July 2018

A DSL/Cable Modem and Router are a gateway to the Internet. Network performance

and Internet Safety start with them. Following are steps one can take to not only reduce

risk but possibly improve performance:

1. Update router firmware.  

Everyone should immediately check the website of their router's manufacturer or check with Internet hardware

support to see if there are firmware updates that can be downloaded and installed to block the WPA2 encryption

exploit 'KRACK '. Most newer model routers have an easy to use option to update them with software improvements

and security fixes with downloaded firmware upgrades. Some may even have upgrades to the new WPA3 Encryption

security system later this year. On our business router, installing the new security and software firmware update

simply took opening an Internet browser, logging into the router, selecting the option to download available firmware

updates and waiting several minutes while it installed the update and restarted itself.

In reference to recent hacking and malware attacks, "The FBI has several recommendations for any owner of a small

office or home office router. The simplest thing to do is reboot the device, which will temporarily disrupt the malware

if it is present. Users are also advised to upgrade the device’s firmware and to select a new secure password. If any

remote-management settings are in place, the FBI suggests disabling them. Here are suggestions: 

a.  Restart DSL/Cable modem, once a month or more often. This often solves many Internet connection and

performance problems, such as; intermittent loss of signal, difficulties when connecting, slow connection, speed

fluctuations, and browsing problems. Unplug the Modem for a minute. Don't just turn if off or reset it, unplug it

from power. It may be necessary to wait a minute for the Internet Service Provider (ISP) equipment to autodetect

that it's off and reset the connection. Many ISPs schedule regular reboot of modems during off-peak use times. If

in doubt, do it yourself.  

b.  Unplug the Router as well. The router is basically a tiny computer dedicated to communications. Restarting it

'fresh' is not only a good idea for security, but a good practice for better performance. How often is a computer

tech heard to say? "Have you tried turning it off and back on?" The reason one needs to wait a minute is to allow

all the stored electricity to fully dissipate that is stored in electronic parts called capacitors.

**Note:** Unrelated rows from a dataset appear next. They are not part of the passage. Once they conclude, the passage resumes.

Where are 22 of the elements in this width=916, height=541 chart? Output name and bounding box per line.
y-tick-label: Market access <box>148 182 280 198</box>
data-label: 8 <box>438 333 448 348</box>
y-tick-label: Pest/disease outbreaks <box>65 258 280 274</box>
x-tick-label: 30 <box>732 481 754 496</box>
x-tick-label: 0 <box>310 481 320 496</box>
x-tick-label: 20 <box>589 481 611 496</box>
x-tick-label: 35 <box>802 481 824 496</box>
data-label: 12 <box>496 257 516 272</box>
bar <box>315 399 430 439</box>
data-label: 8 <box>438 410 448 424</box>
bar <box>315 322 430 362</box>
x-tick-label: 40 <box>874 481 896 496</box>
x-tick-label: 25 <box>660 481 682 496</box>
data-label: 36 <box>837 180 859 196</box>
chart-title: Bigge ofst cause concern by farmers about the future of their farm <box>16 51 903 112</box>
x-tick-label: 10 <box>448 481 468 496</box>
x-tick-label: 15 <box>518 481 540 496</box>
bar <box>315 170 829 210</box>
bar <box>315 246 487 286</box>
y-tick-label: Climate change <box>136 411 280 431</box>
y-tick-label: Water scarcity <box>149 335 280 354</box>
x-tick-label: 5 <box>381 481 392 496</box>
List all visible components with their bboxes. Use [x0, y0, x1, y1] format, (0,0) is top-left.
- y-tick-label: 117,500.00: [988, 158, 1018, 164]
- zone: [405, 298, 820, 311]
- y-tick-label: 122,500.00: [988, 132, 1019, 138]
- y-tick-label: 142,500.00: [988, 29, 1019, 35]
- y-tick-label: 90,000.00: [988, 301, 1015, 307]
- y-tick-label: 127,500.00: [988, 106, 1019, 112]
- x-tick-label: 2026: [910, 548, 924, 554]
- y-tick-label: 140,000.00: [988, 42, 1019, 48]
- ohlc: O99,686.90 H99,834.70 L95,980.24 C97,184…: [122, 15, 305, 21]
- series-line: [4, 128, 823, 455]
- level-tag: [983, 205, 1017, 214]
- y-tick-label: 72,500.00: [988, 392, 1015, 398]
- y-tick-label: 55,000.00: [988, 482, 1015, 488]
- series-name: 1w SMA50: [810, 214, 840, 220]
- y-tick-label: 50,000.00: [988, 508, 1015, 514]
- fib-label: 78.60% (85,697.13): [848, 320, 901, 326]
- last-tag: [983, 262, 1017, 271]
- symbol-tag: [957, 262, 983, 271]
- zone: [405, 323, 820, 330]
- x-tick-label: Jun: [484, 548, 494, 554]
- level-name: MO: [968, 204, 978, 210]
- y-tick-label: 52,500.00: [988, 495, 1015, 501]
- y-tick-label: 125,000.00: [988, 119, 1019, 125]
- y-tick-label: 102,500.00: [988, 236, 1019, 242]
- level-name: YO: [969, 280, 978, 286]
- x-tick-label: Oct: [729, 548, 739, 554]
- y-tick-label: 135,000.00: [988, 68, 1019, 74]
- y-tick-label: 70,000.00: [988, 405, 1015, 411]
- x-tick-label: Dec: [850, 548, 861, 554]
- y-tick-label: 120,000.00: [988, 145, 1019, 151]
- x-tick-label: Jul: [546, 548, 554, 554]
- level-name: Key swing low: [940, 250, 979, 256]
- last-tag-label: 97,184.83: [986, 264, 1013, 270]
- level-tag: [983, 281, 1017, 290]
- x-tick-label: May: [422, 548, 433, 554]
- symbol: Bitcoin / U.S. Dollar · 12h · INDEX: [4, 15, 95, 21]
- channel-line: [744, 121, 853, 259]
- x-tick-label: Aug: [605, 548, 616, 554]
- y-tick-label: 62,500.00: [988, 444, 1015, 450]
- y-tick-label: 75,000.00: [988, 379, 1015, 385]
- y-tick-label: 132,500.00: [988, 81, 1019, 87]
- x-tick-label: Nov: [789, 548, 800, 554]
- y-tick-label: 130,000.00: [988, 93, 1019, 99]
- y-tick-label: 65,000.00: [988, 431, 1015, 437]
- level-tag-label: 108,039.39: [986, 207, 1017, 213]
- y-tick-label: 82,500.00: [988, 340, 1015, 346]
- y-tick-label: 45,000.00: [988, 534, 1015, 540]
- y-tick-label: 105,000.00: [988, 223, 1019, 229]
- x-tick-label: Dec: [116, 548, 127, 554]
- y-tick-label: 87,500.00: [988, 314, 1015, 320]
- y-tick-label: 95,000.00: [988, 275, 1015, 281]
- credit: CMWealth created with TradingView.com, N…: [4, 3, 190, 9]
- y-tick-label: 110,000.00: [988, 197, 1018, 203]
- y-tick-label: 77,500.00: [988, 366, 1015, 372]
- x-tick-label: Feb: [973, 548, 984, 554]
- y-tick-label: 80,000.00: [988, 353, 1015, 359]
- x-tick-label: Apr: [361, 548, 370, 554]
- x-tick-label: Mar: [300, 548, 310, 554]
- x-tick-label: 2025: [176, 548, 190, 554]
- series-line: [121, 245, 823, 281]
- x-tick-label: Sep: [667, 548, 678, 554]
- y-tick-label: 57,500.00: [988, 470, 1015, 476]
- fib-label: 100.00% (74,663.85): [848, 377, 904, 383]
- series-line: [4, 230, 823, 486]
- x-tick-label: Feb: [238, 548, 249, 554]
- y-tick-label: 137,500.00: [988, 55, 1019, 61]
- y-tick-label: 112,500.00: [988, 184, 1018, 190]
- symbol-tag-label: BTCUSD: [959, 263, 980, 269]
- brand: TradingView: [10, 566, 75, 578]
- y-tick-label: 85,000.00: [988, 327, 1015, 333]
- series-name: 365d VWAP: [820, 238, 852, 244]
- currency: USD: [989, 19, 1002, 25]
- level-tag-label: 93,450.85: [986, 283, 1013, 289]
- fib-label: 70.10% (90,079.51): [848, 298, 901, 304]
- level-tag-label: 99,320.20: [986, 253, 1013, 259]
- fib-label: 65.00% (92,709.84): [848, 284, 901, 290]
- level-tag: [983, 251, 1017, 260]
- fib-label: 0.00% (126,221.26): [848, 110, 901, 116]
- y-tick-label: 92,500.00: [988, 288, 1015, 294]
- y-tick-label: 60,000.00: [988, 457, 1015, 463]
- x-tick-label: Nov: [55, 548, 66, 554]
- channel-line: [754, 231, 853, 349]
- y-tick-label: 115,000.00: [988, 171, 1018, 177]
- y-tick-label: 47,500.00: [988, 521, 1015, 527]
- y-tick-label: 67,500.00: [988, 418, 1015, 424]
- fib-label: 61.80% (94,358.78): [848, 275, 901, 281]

c.  Change the name of the WIFI Router network SSID (Service Set Identifier) to something that would not help

anyone in recognizing who this is.

d.  Change the default manufacturer router login and passwords and network administrator password and make

sure to set a strong, unique password to secure the wireless network. 

e.  Turn off the wireless network when not at home or in the office to minimize the time available as a target for

hackers and lower the risk of power surge damage during thunderstorms or electric power fluctuations.

f.  Turn Off the Router Remote Access feature to prevent others from gaining access to the router’s privacy settings

from a device not connected to the wireless network.

g.  Place the wireless router as close as possible to the middle of the office or home to provide the best signal to all

the rooms. This will also reduce the distance the wireless signal range reaches beyond the building where it

could be easily intercepted by malicious persons.

2. Tighten down security with the help of a technical advisor:

a.  Change the default IP address on the wireless router to a less common one to make it more difficult for hackers.

b.  Turn off Dynamic Host Configuration Protocol (DHCP) server so each device must be manually assigned a static IP

address to connect to the network instead of automatically being assigned a connection.

c.  Secure the Wi-fi network by setting up a hardware firewall. Many new routers have this feature built in. If a

router doesn’t have a built-in firewall, one can install a firewall device in addition to the router in order to protect

the system from malicious hacking attempts against the network. These electronic firewall devices add one extra

layer of security that should protect the network from most potential cyber attacks.